Patients have often referenced my resume or my publications as an ice breaker during an initial office visit. Patients with college-bound children like to ask me about Duke University. Snowbirds from the Northeast like to share their experience living in New York City and Boston. While these opening conversations may appear trivial, I recognize the subtle hints of admiration that may have led the patient to choose me as their cardiologist.
Be Aware
In the business of medicine, the clinical work performed by a cardiologist is ultimately measured as productivity, often in relative value units (RVUs). I have met many early career cardiologists who have suffered consequences from or become frustrated by a low productivity evaluation, even though these individuals perceive themselves as being very clinically busy. The solution is often not to work harder, but to work smarter by understanding the nonclinical forces that impair a cardiologists' downstream productivity, which can include institutional politics, biased referral patterns, inadequate clinical documentation, and improper billing and coding.
In my first year as an attending physician, I would routinely track my billing and collection charges, down to the Current Procedural Terminology code. When I detected an issue, I would reach out to the administrative staff overseeing the billing and coding to determine what had gone wrong. Now in my fourth year, I am one of the most productive RVU generators in my practice. By becoming more aware of the nonclinical, and particularly business side, of medicine, I was able to ensure that my clinical productivity translated into financial productivity.
Be Active
As medical trainees, we accepted clinical duties that were explicit and regimented. As early career cardiologists, we should reexamine our assigned attending work roles, realign our clinical interests to address unfilled organizational needs and pursue niches that can grow our practice. We cannot expect those who create our work schedules, including administrators or senior physician leadership, to always know what is best for us.

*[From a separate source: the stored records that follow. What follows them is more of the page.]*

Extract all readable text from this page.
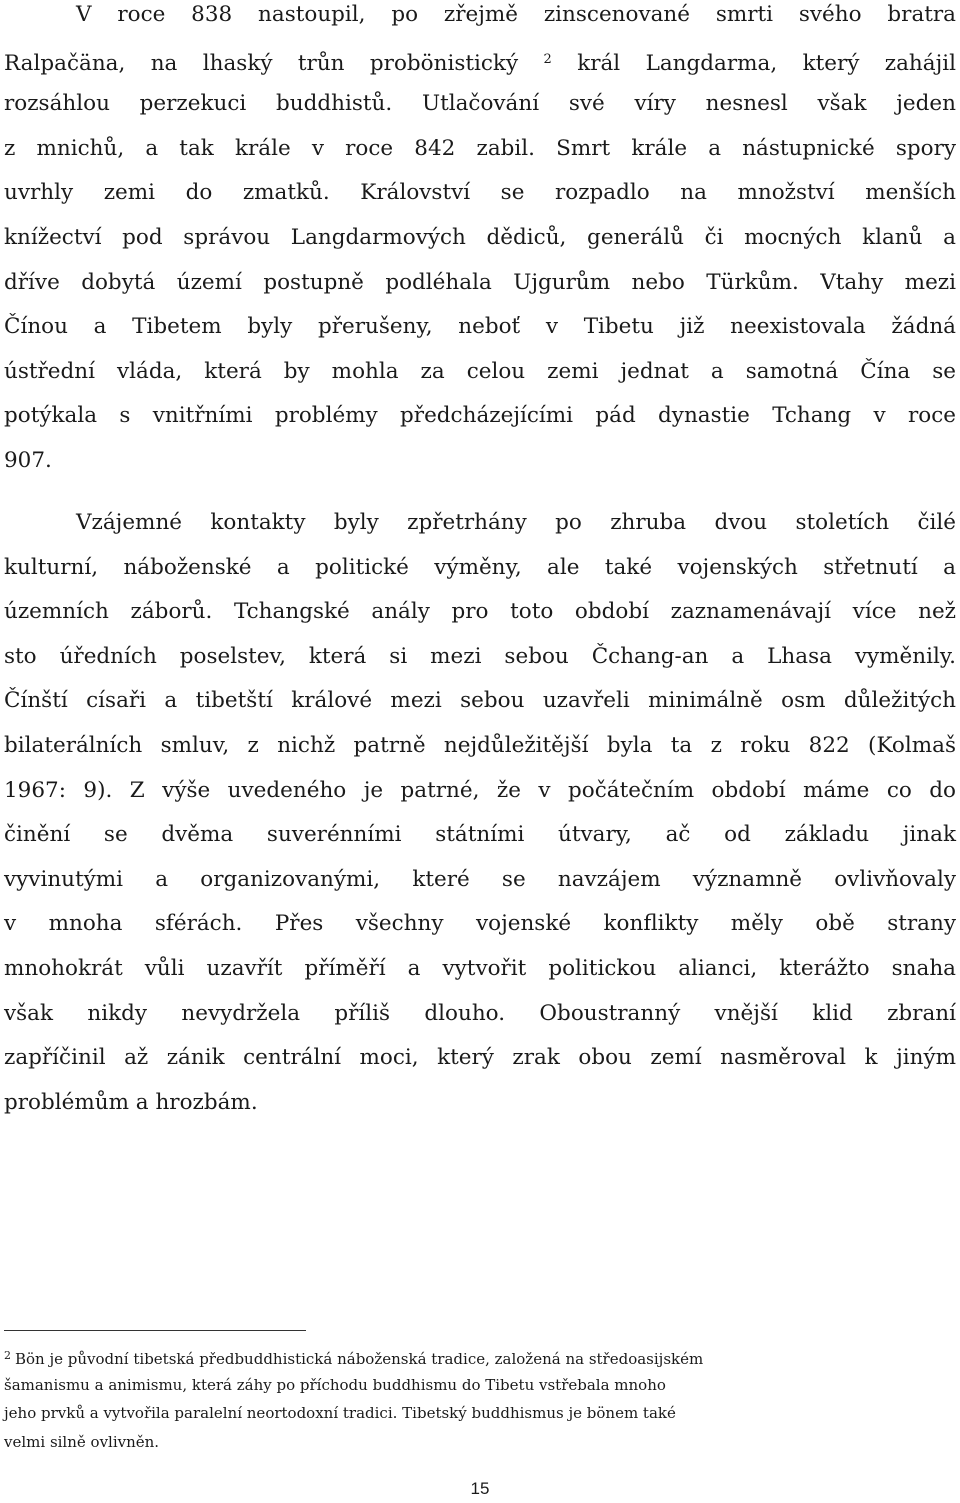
V roce 838 nastoupil, po zřejmě zinscenované smrti svého bratra
Ralpačäna, na lhaský trůn probönistický $^2$ král Langdarma, který zahájil
rozsáhlou perzekuci buddhistů. Utlačování své víry nesnesl však jeden
z mnichů, a tak krále v roce 842 zabil. Smrt krále a nástupnické spory
uvrhly zemi do zmatků. Království se rozpadlo na množství menších
knížectví pod správou Langdarmových dědiců, generálů či mocných klanů a
dříve dobytá území postupně podléhala Ujgurům nebo Türkům. Vtahy mezi
Čínou a Tibetem byly přerušeny, neboť v Tibetu již neexistovala žádná
ústřední vláda, která by mohla za celou zemi jednat a samotná Čína se
potýkala s vnitřními problémy předcházejícími pád dynastie Tchang v roce
907.
Vzájemné kontakty byly zpřetrhány po zhruba dvou stoletích čilé
kulturní, náboženské a politické výměny, ale také vojenských střetnutí a
územních záborů. Tchangské anály pro toto období zaznamenávají více než
sto úředních poselstev, která si mezi sebou Čchang-an a Lhasa vyměnily.
Čínští císaři a tibetští králové mezi sebou uzavřeli minimálně osm důležitých
bilaterálních smluv, z nichž patrně nejdůležitější byla ta z roku 822 (Kolmaš
1967: 9). Z výše uvedeného je patrné, že v počátečním období máme co do
činění se dvěma suverénními státními útvary, ač od základu jinak
vyvinutými a organizovanými, které se navzájem významně ovlivňovaly
v mnoha sférách. Přes všechny vojenské konflikty měly obě strany
mnohokrát vůli uzavřít příměří a vytvořit politickou alianci, kterážto snaha
však nikdy nevydržela příliš dlouho. Oboustranný vnější klid zbraní
zapříčinil až zánik centrální moci, který zrak obou zemí nasměroval k jiným
problémům a hrozbám.
$^2$ Bön je původní tibetská předbuddhistická náboženská tradice, založená na středoasijském
šamanismu a animismu, která záhy po příchodu buddhismu do Tibetu vstřebala mnoho
jeho prvků a vytvořila paralelní neortodoxní tradici. Tibetský buddhismus je bönem také
velmi silně ovlivněn.
15
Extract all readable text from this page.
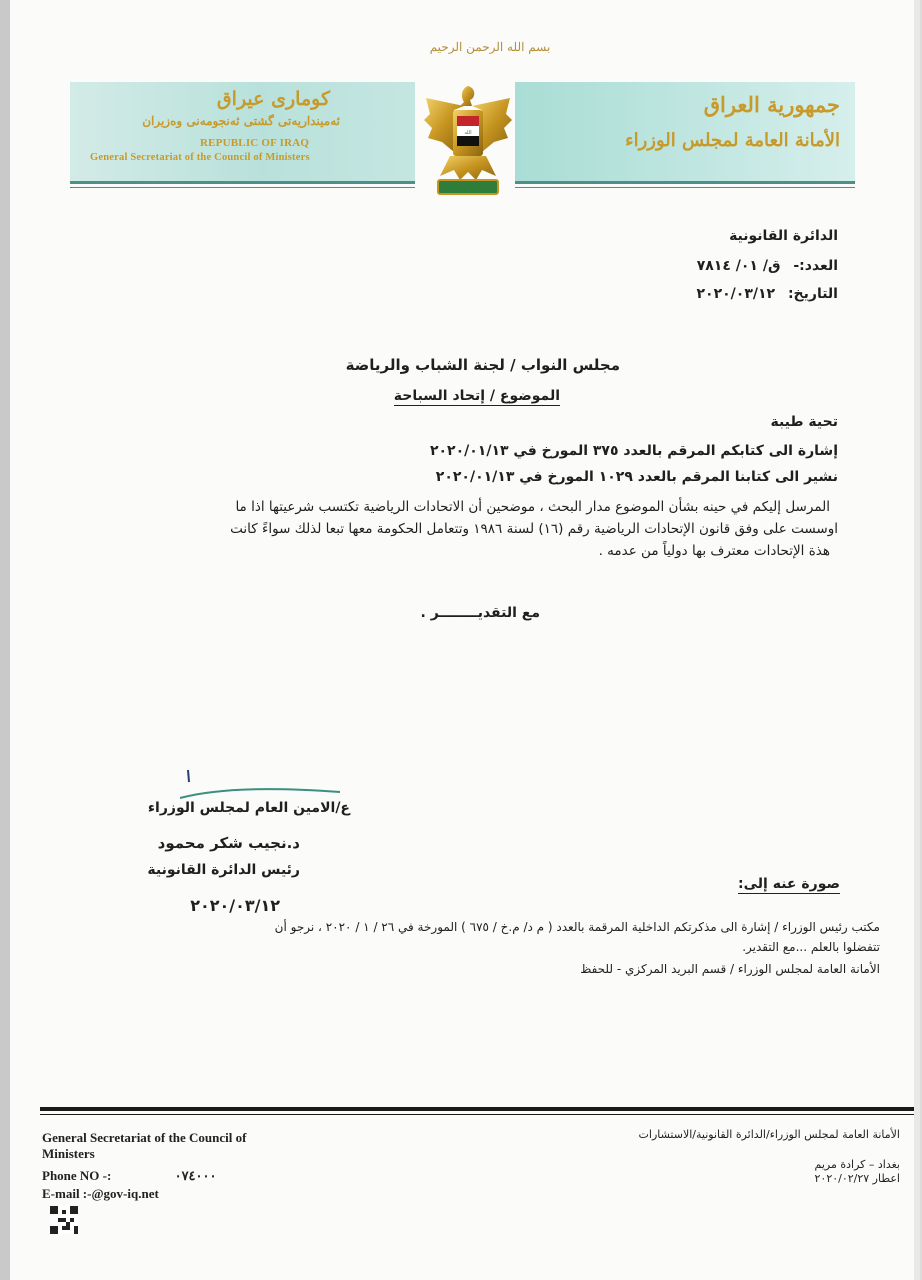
بسم الله الرحمن الرحيم
كومارى عيراق
ئەمینداریه‌تی گشتی ئه‌نجومه‌نی وه‌زیران
REPUBLIC OF IRAQ
General Secretariat of the Council of Ministers
الله
جمهورية العراق
الأمانة العامة لمجلس الوزراء
الدائرة القانونية
العدد:- ق/ ٠١/ ٧٨١٤
التاريخ: ٢٠٢٠/٠٣/١٢
مجلس النواب / لجنة الشباب والرياضة
الموضوع / إتحاد السباحة
تحية طيبة
إشارة الى كتابكم المرقم بالعدد ٣٧٥ المورخ في ٢٠٢٠/٠١/١٣
نشير الى كتابنا المرقم بالعدد ١٠٢٩ المورخ في ٢٠٢٠/٠١/١٣
المرسل إليكم في حينه بشأن الموضوع مدار البحث ، موضحين أن الاتحادات الرياضية تكتسب شرعيتها اذا ما
اوسست على وفق قانون الإتحادات الرياضية رقم (١٦) لسنة ١٩٨٦ وتتعامل الحكومة معها تبعا لذلك سواءً كانت
هذة الإتحادات معترف بها دولياً من عدمه .
مع التقديــــــــر .
ع/الامين العام لمجلس الوزراء
د.نجيب شكر محمود
رئيس الدائرة القانونية
٢٠٢٠/٠٣/١٢
صورة عنه إلى:
مكتب رئيس الوزراء / إشارة الى مذكرتكم الداخلية المرقمة بالعدد ( م د/ م.خ / ٦٧٥ ) المورخة في ٢٦ / ١ / ٢٠٢٠ ، نرجو أن
تتفضلوا بالعلم ...مع التقدير.
الأمانة العامة لمجلس الوزراء / قسم البريد المركزي - للحفظ
General Secretariat of the Council of
Ministers
Phone NO -:	٠٧٤٠٠٠
E-mail :-@gov-iq.net
الأمانة العامة لمجلس الوزراء/الدائرة القانونية/الاستشارات
بغداد – كرادة مريم
اعطار ٢٠٢٠/٠٢/٢٧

During the first several years of my early career, I proactively adjusted my work schedule to accommodate evolving practice needs. When I was hired as the third electrophysiologist (EP) in an overstaffed South Miami office, I took the initiative to establish a new EP clinic in Boca Raton, nearly 50 miles away. When I realized that most follow-up office visits were low yield in advancing clinical care, I reassigned those patient encounters as phone call visits. More recently, when one of the EPs in South Miami office practice resigned, I shifted my clinic presence back to South Miami to capture the patient volume created by his absence.
At the end of the day, building a successful practice is tough and requires extensive self-advocacy. We must step outside the confines of only being a clinician and challenge the institutional processes that may be impairing our growth. We should be cardiologists who are not only available, affable and able, but also admired, aware and active.

This article was authored by Edward Chu, MD, FACC, a cardiac electrophysiology specialist at Baptist Health South Miami Hospital in Miami, FL. He is a member of ACC's Early Career, EP and Health Care Innovation Member Sections.